Sin embargo, ni los comandantes vietnamitas ni Esquilo pudieron prever lo que hoy ya está ocurriendo y que es el foco de este análisis. Pero tal vez sí pudo hacerlo la imaginación de Stephen King, en la exitosa novela “The Running Man”, publicada bajo el seudónimo de Richard Bachman en 1982. En dicha obra literaria, luego llevada al cine en 1987 con un título homónimo y protagonizada por Arnold Schwarzenegger y María Conchita Alonso, un militar es condenado injustamente en un distópico 2017 (¡!) a convertirse en una especie de gladiador moderno en un reality show pensado para entretener a las masas. 

Empero, más allá de este argumento (repetido luego en otras distopías futuristas como The Maze Runner de 2014 o The Hunger Games, del mismo año), lo impactante del relato construido por King, es que plantea el surgimiento efectivo del periodo de la posverdad anclada en la tecnología computacional. Y digo esto porque “la razón” por la cual el personaje Ben Richards fue condenado, se trató de una masacre que no había cometido y que había sido transmitida al gran público mediante una manipulación digital de imágenes: algo absolutamente imposible al momento de publicarse la novela, pero totalmente posible hoy.

Hace pocos días atrás, al auge de CHAT GPT se sumó a otra vanguardista inteligencia artificial bautizada por los ingenieros de Microsoft como Vall-e. Mediante ella, y con tan solo unos pocos segundos de exposición a un audio original, se puede reproducir a la perfección el tono y la cadencia verbal de prácticamente cualquier ser humano. En simultáneo, se han multiplicado de forma masiva experimentos en donde se le pide a CHAT GPT responder preguntas “como si fuese” tal o cual persona, logrando incluso que debata en los mismos términos que ésta con algún otro interlocutor también simulado. La precisión de lo que se obtiene, no puede menos que horrorizar si se considera en conjunto todo lo aquí manifestado. Y esto sin señalar, porque la tecnología siquiera es tan vanguardista como las anteriores, la enorme capacidad de recrear artificialmente imágenes y videos que tenemos a disposición desde hace décadas y de forma progresiva.

Al comienzo del salto tecnológico de las TICs, muchos intelectuales y analistas consideraron que “la verdad” estaría más resguardada que nunca. La enorme posibilidad de comunicarnos a lo ancho y largo del globo, en simultáneo y a bajo costo, generó la impresión de que “mentir a escala global” ya no estaría nunca más disponible para nadie, mucho menos para los distópicos gobiernos dictatoriales que obras como el 1984 de George Orwell, tuvieron como protagonistas.
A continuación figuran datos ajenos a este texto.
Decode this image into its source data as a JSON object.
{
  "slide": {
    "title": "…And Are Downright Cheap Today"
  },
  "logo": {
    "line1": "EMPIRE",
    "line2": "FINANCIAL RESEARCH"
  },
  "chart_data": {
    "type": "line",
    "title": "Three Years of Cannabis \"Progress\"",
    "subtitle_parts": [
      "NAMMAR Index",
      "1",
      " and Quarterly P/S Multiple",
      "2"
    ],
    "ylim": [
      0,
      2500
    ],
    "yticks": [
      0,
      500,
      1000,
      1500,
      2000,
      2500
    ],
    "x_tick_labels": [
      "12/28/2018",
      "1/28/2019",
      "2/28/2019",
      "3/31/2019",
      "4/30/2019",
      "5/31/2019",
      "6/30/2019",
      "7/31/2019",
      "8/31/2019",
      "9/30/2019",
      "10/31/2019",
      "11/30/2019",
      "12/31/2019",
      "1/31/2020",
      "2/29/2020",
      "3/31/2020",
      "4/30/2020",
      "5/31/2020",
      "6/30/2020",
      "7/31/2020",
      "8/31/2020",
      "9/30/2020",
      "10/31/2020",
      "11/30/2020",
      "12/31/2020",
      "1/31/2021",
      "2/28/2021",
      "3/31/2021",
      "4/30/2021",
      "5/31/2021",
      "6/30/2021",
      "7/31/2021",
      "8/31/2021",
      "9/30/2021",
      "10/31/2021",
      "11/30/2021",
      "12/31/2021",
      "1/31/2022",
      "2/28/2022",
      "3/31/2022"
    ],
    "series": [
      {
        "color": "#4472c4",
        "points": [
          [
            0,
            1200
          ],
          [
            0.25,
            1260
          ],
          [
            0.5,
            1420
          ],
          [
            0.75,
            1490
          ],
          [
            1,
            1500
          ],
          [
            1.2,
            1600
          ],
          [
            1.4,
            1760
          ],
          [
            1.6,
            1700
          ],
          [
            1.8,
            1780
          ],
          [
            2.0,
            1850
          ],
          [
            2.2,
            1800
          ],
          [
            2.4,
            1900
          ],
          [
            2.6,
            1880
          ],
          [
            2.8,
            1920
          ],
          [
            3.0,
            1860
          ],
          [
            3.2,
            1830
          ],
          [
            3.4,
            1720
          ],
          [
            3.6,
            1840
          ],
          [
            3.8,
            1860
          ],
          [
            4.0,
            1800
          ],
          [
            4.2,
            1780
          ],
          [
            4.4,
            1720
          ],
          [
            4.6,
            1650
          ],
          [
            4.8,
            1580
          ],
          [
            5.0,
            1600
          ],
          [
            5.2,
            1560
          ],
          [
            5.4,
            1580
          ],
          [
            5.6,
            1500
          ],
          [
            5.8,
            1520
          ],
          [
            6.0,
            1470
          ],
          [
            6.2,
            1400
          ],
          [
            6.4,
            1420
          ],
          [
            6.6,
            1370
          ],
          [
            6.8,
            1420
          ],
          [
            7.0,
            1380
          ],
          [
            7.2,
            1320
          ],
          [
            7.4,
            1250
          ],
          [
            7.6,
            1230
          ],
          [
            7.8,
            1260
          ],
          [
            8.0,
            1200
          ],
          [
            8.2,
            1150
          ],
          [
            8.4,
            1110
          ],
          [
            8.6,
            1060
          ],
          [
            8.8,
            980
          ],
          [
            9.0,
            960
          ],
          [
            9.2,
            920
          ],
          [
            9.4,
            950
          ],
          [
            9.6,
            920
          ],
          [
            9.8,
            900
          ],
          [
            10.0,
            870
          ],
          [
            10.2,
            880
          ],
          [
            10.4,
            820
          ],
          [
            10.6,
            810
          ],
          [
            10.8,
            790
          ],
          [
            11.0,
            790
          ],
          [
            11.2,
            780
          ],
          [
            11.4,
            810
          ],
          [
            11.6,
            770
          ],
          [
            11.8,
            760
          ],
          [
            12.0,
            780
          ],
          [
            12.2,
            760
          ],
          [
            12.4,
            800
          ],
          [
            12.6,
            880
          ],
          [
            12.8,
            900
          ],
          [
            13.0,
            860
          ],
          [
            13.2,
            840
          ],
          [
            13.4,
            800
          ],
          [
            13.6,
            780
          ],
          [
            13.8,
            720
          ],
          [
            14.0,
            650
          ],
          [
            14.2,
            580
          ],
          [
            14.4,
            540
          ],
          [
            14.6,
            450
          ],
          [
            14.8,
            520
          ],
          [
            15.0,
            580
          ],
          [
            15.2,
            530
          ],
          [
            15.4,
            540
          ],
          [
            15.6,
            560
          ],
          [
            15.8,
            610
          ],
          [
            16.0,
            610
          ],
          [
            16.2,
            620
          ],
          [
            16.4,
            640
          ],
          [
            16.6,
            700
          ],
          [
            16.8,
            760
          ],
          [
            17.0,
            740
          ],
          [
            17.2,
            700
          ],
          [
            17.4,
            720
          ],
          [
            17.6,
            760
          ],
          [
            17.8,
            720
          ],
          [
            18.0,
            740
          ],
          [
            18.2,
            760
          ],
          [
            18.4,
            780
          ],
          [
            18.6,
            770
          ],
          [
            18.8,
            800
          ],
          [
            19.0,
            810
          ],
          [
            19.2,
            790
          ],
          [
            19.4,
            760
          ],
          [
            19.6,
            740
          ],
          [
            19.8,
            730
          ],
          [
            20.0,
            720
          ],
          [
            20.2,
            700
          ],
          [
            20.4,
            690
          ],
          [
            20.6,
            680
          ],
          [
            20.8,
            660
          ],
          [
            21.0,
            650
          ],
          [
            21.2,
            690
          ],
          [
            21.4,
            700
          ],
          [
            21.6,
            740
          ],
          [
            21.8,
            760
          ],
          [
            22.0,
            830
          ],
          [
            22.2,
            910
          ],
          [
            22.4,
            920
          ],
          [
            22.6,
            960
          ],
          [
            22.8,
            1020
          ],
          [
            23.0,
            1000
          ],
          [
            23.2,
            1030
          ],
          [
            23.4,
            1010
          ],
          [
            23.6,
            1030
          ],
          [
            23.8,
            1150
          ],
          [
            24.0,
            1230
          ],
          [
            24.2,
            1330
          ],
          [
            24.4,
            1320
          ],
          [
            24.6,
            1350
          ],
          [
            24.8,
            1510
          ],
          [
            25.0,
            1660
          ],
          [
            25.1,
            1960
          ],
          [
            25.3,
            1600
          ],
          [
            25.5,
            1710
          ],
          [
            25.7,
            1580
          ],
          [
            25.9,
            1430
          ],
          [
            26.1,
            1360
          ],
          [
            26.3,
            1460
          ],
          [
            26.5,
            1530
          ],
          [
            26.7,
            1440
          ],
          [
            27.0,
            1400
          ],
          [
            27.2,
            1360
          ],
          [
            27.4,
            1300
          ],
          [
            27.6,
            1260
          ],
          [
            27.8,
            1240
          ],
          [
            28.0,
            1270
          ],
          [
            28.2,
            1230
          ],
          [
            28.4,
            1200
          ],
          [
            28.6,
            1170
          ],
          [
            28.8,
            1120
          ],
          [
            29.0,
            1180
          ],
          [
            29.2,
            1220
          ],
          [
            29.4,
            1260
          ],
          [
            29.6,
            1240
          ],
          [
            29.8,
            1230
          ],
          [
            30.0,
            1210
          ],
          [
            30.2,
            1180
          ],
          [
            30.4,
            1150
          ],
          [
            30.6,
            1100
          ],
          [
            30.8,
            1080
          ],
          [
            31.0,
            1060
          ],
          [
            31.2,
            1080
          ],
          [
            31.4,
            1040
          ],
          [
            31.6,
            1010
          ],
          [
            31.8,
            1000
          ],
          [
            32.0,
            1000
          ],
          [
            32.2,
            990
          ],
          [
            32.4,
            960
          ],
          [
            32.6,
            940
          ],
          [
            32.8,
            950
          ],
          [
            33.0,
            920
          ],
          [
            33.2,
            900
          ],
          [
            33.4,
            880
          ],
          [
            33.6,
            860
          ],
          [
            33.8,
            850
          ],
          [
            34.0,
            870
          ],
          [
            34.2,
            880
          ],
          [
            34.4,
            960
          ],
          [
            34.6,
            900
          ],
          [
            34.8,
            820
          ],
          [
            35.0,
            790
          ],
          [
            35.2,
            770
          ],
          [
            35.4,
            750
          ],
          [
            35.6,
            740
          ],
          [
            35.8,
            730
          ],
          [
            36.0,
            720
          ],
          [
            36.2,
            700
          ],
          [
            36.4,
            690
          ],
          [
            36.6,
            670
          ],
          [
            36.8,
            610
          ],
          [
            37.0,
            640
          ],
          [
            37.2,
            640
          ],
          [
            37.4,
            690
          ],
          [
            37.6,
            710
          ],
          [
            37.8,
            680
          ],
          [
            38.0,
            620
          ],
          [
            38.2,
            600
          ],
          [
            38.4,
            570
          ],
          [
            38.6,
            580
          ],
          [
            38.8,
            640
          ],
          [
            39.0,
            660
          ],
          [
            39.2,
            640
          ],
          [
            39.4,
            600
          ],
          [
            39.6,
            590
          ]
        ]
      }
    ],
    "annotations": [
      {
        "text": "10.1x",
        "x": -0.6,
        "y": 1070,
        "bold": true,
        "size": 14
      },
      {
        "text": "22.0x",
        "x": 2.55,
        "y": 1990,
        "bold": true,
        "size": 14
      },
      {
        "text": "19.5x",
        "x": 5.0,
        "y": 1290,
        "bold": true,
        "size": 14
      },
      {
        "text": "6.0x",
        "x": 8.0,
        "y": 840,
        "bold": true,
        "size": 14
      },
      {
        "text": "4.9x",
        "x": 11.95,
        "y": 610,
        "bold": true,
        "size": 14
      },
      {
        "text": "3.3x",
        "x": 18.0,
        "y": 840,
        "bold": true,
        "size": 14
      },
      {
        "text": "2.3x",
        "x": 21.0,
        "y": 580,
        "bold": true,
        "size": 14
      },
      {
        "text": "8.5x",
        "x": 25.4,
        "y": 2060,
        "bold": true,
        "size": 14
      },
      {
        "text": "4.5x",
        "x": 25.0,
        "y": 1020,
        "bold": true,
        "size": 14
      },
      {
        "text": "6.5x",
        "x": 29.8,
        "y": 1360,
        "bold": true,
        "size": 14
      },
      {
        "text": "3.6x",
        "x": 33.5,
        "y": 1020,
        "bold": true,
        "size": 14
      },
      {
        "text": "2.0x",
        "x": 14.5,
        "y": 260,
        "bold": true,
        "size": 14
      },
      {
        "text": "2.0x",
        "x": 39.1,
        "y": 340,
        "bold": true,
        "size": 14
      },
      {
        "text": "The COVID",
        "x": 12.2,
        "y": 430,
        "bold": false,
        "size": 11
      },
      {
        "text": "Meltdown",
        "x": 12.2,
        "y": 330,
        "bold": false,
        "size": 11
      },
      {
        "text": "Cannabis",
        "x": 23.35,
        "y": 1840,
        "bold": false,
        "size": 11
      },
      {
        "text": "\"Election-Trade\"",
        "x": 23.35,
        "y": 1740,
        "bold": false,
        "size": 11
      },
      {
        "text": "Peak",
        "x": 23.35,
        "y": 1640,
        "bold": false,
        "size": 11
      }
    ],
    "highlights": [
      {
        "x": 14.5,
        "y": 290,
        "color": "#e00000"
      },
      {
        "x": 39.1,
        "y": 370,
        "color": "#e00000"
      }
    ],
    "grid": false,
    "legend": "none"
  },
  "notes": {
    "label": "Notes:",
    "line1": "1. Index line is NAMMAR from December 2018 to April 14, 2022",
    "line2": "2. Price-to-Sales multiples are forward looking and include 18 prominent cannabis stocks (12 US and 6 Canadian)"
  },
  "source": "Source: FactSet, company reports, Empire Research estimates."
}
Por el contrario, nunca como hoy hemos estado tan expuestos a tanta información y al mismo tiempo, tan necesitados de poder establecer criterios de validación para toda esta.

Es inevitable pensar que la respuesta política al fenómeno tendrá que ver con la creación de algún tipo de organismo público internacional con la prerrogativa de establecer qué es verdad y qué no. Lo cual, quien haya indagado en la obra del recientemente citado George Orwell, y haya reparado en la verdadera función del “Ministerio de la Verdad”, sabrá como termina la historia.

¿Y entonces qué?, se preguntará el lector. Sinceramente no lo sé. Quizá la propia tecnología en su variante más descentralizada, por caso blockchain, tenga algo para decir al respecto. O quizá, tengamos finalmente que asumir que, como bien señalan los epistemólogos más avezados, ningún dato es suficiente para comprender la realidad si los marcos teóricos no son los adecuados. Desde esta perspectiva, no habrá escapatoria al hecho de que necesitaremos profundizar nuestra capacidad analítica como habitantes de la aldea global, acercándonos entonces a ese ideal del ciudadano ilustrado que imaginaban los griegos al momento de darle curso a la democracia como forma de gobierno.

De un modo u otro, hoy podemos afirmar sin lugar a duda que las guerras del futuro tendrán su base en el intento de lograr el monopolio de la verdad.